Article 10: Battle-Tested Patterns & Production Mastery

The difference between a system that works on a whiteboard and one that survives Black Friday.

You have designed the system. Now comes the hardest part: Day 2 Operations.

This article covers the “unknown unknowns”—the reusable patterns for edge cases, the security layers for compliance, and the observability stack you need to sleep at night.


1. Five Timeless Patterns

These are not vendor features; they are logical patterns you implement in your cache client, cache service, or surrounding infrastructure.

Pattern 1: Stampede Prevention (A Toolkit, Not One Trick)

The Problem: 1 million keys expire at exactly 12:00:00. Your database receives 1 million requests at 12:00:01. This is a coordination failure: too many callers rebuild the same key at once.

The Fix: combine 2-3 of these.

1) TTL jitter: never use a fixed TTL.

1
2
3
4
5
6
# Bad
cache.set(key, value, ttl=3600)

# Good (Jitter)
jitter = random.randint(-300, 300)
cache.set(key, value, ttl=3600 + jitter)

Result: Expirations are spread over 10 minutes. Database load is smoothed.

2) Request coalescing (singleflight): one in-flight rebuild per key.
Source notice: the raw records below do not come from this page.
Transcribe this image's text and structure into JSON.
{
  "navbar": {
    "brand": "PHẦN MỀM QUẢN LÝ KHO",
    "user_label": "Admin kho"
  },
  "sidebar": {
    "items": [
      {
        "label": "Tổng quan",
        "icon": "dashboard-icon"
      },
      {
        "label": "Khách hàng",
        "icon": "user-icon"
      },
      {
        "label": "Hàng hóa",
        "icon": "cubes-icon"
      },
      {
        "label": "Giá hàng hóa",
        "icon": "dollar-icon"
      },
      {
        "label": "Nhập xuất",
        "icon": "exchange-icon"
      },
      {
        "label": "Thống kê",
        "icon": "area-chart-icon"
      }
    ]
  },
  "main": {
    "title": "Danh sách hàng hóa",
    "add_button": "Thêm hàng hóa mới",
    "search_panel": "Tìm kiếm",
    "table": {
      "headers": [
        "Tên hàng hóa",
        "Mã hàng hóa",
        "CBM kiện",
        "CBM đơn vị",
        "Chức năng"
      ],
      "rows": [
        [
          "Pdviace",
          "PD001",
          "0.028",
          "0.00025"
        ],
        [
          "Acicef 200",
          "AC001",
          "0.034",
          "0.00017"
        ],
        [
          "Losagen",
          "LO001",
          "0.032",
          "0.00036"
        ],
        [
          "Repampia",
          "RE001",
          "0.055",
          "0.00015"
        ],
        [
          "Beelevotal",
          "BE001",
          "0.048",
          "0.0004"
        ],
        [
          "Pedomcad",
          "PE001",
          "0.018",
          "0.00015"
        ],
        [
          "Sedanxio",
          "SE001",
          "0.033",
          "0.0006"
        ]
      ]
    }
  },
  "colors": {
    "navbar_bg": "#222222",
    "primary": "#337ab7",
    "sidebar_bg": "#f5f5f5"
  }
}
  • On cache miss, acquire a per-key lock/lease so only one thread recomputes.
  • Other concurrent misses wait briefly, or serve stale data if available.
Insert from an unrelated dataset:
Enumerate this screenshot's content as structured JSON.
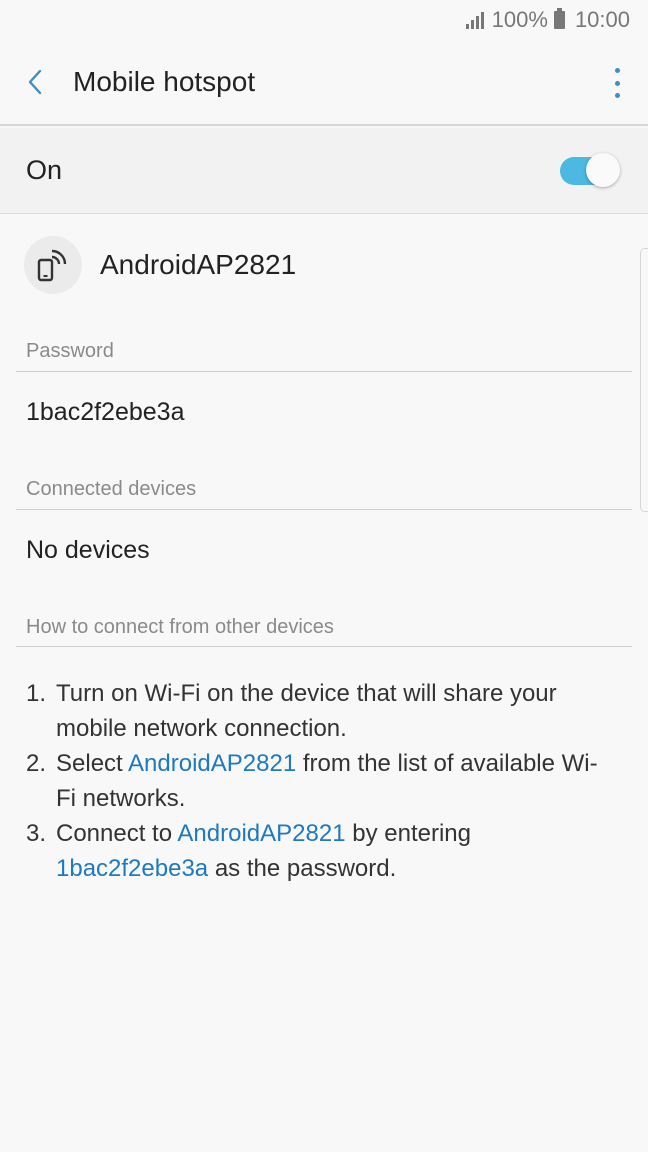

3) Serve stale while revalidating: hide refresh latency.

  • Keep a soft TTL + hard TTL.
  • After soft TTL: serve stale and refresh asynchronously.
  • After hard TTL: block and rebuild (or fail).

Pattern 2: Circuit Breaker

The Problem: A cache node fails. The client retries. The retry fails. The client retries again. The retry storm takes down the network. The Fix: Stop asking.

  • State Closed (Normal): Requests flow.
  • State Open (Broken): After 5 failures, block all requests for 10 seconds. Return “Cache Unavailable” instantly.
  • State Half-Open: After 10 seconds, let 1 request through. If it works, close the circuit.

Upgrade: serve stale on error If your cache tier is flaky, it’s often better to serve slightly stale data than to fail hard. This is the same concept as HTTP caches’ stale-if-error.

Pattern 3: Hot Key Replication

The Problem: “Justin Bieber” profile gets 100x more traffic than “User 1”. One shard melts. The Fix: Local Caching or Read Replicas.

  • Detect: “Key user:bieber > 1000 QPS”.
  • Action: Cache user:bieber on the Application Server (L1 Cache) for 5 seconds.
  • Result: 0 network requests for the hottest key.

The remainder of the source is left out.